5. I have heard learned counsel for the parties and find from the material on record that vide an agreement dated 7th April, 1989 the electric load had been increased from 530 H.P. to 780 H.P. Further by a letter dated 28th September, 1989 the Executive Engineer had been directed to release the aforesaid 780 H.P. but it appears that the aforesaid load was not realised. It is true that a letter from the company (appellant herein) to the effect that company was not in a position to utilise the 780 H.P. load was written, yet when an inspection had taken place on 9th October, 1991 and the appellants were found using load up to 710 horse power, which was within the agreed additional load although not connected, there was no reason why DESU should not have raised a bill on the load of 780 H.P. prior to 9th October, 1991. The company was bound to pay on the basis of 780 H.P. plus penalties as was imposed. However, subsequent to 9th October, 1991 the charge of load violation is not justified.
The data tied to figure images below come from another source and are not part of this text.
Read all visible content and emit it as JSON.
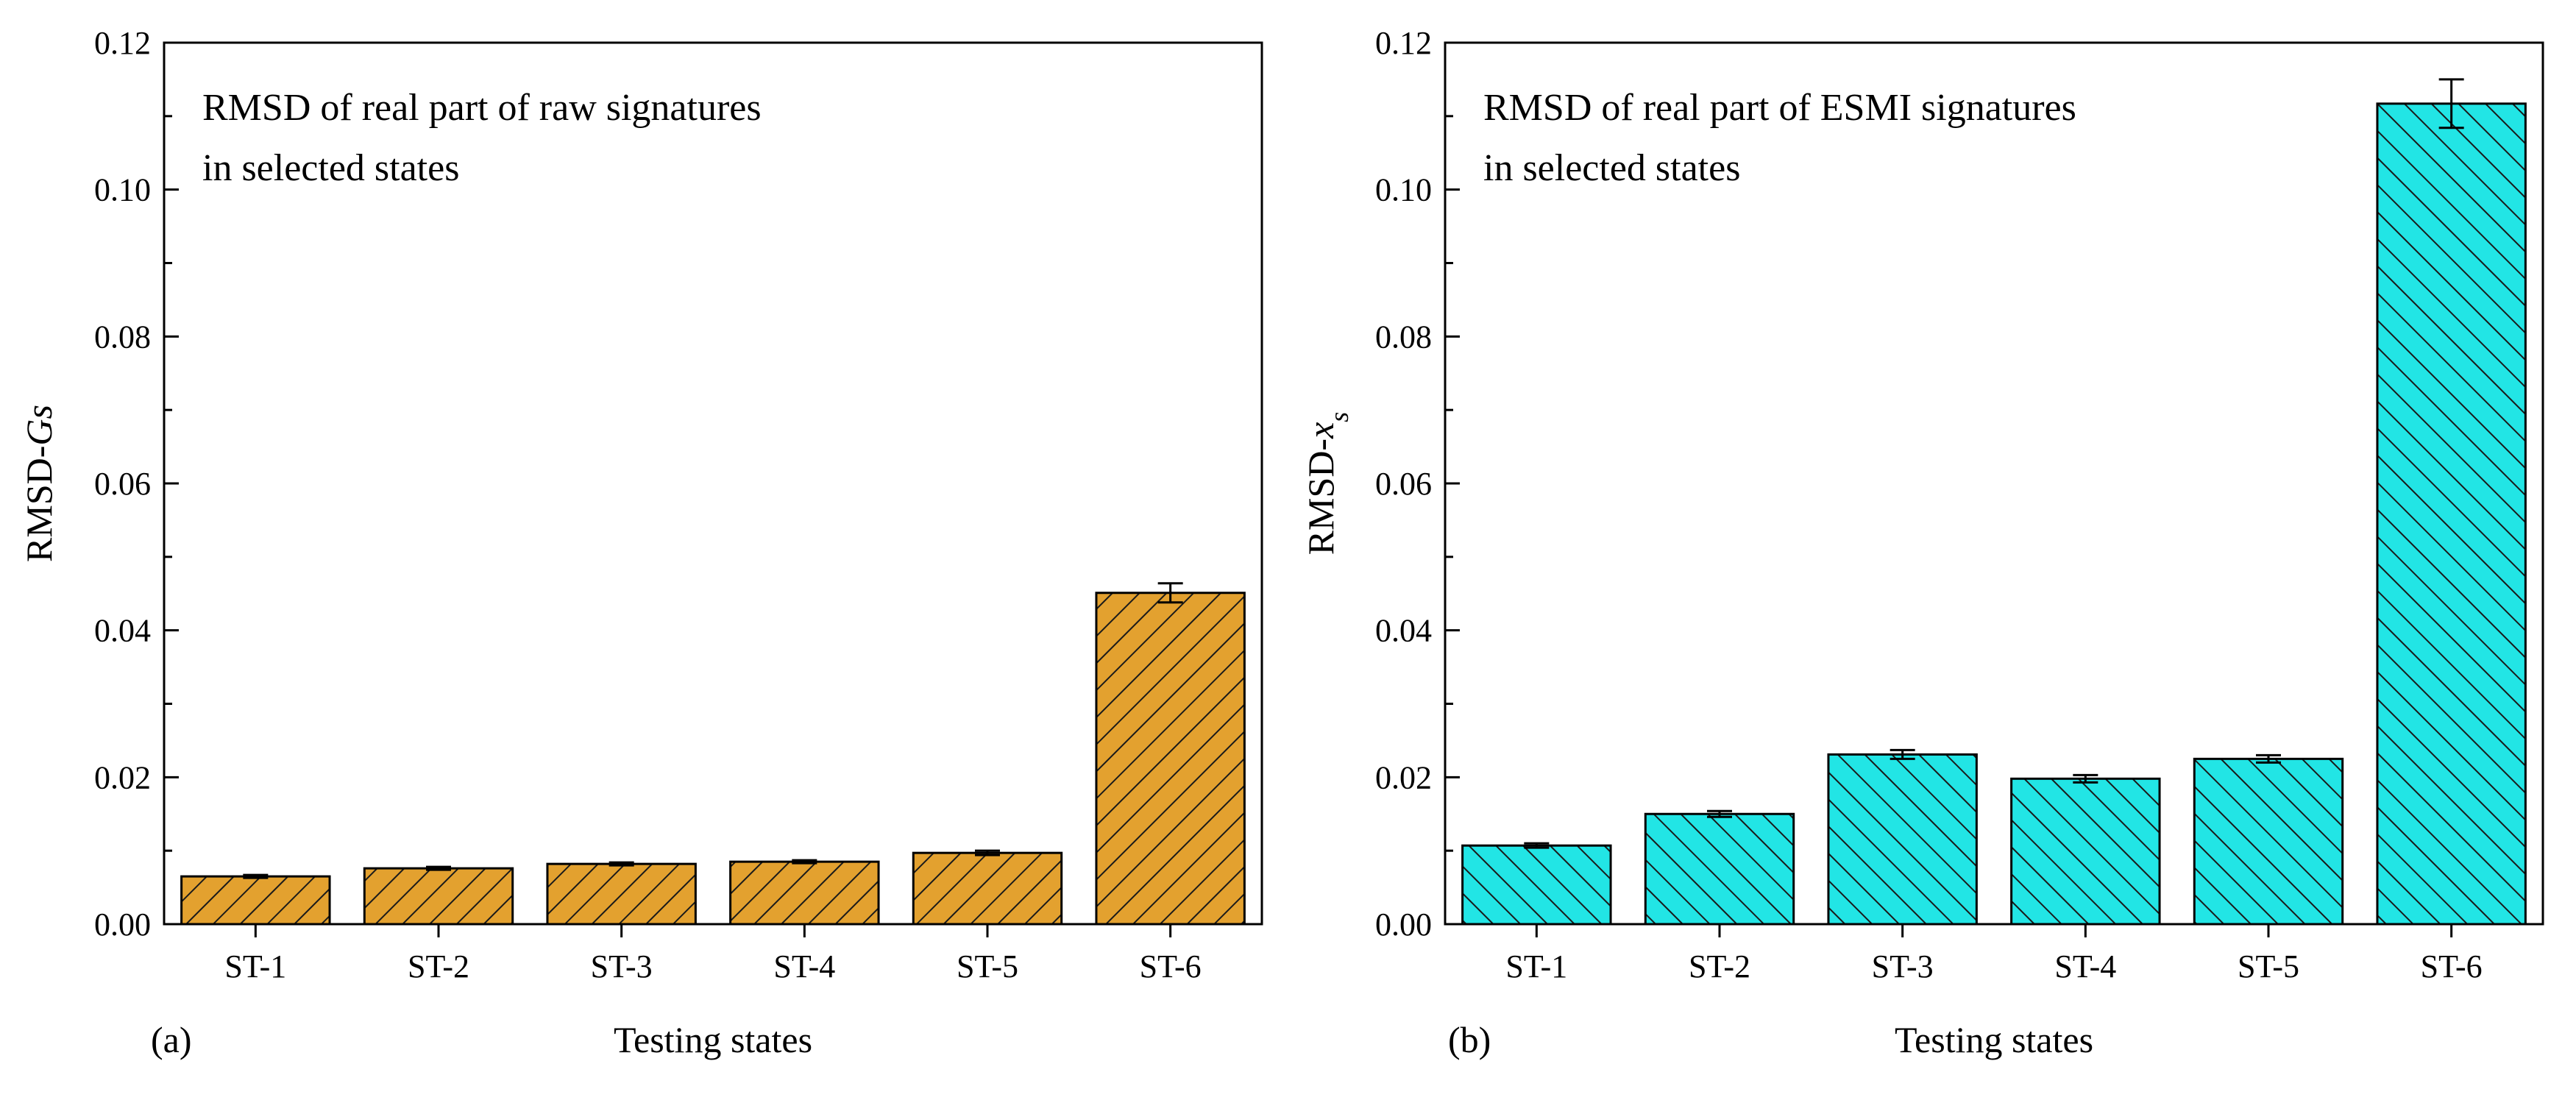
{
  "chart_data": [
    {
      "type": "bar",
      "panel_label": "(a)",
      "annotation_lines": [
        "RMSD of real part of raw signatures",
        "in selected states"
      ],
      "xlabel": "Testing states",
      "ylabel": {
        "prefix": "RMSD-",
        "symbol": "Gs",
        "subscript": ""
      },
      "categories": [
        "ST-1",
        "ST-2",
        "ST-3",
        "ST-4",
        "ST-5",
        "ST-6"
      ],
      "values": [
        0.0065,
        0.0076,
        0.0082,
        0.0085,
        0.0097,
        0.0451
      ],
      "errors": [
        0.0002,
        0.0002,
        0.0002,
        0.0002,
        0.0003,
        0.0013
      ],
      "ylim": [
        0,
        0.12
      ],
      "yticks": [
        0,
        0.02,
        0.04,
        0.06,
        0.08,
        0.1,
        0.12
      ],
      "ytick_labels": [
        "0.00",
        "0.02",
        "0.04",
        "0.06",
        "0.08",
        "0.10",
        "0.12"
      ],
      "bar_color": "#E3A12F",
      "hatch": "forward-diagonal"
    },
    {
      "type": "bar",
      "panel_label": "(b)",
      "annotation_lines": [
        "RMSD of real part of ESMI signatures",
        "in selected states"
      ],
      "xlabel": "Testing states",
      "ylabel": {
        "prefix": "RMSD-",
        "symbol": "x",
        "subscript": "s"
      },
      "categories": [
        "ST-1",
        "ST-2",
        "ST-3",
        "ST-4",
        "ST-5",
        "ST-6"
      ],
      "values": [
        0.0107,
        0.015,
        0.0231,
        0.0198,
        0.0225,
        0.1117
      ],
      "errors": [
        0.0003,
        0.0004,
        0.0006,
        0.0005,
        0.0005,
        0.0033
      ],
      "ylim": [
        0,
        0.12
      ],
      "yticks": [
        0,
        0.02,
        0.04,
        0.06,
        0.08,
        0.1,
        0.12
      ],
      "ytick_labels": [
        "0.00",
        "0.02",
        "0.04",
        "0.06",
        "0.08",
        "0.10",
        "0.12"
      ],
      "bar_color": "#22E5E5",
      "hatch": "back-diagonal"
    }
  ]
}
Since the DESU knew the company was using their agreed additional load which DESU was prepared to energised but were prevented from doing so by the companies they should have charged them on the increased additional load namely 780 H.P. but no penalty could be imposed for violation of load subsequent to the inspection dated 9th October, 1991. It would not be out of place to mention that the company had to file a writ petition to enforce the agreement dated 7th April, 1989. Therefore, according to me, the DESU could not capitalise on its own wrong, namely, after 9th October, 1991, knowing fully well that the company was utilising the additional lad yet by not energising the same, continue to charge the penalty and force the company to come to the Court and seek directions.

6. In this view of the matter, I hold that the charges levied or imposed by the respondent prior to 9th October, 1991 are legitimate and payable however charges on the basis of load violation subsequent to 9th October, 1991 are quashed. However, the DESU will be entitled to charge after 9th October, 1991 at the rate for sanctioned load of 780 H.P. The order under challenge dated 11th March, 1996 and the judgment and decree dated 1st July, 1995, are modified accordingly. RSA Nos. 37-72/1996 are disposed of. No order as to costs.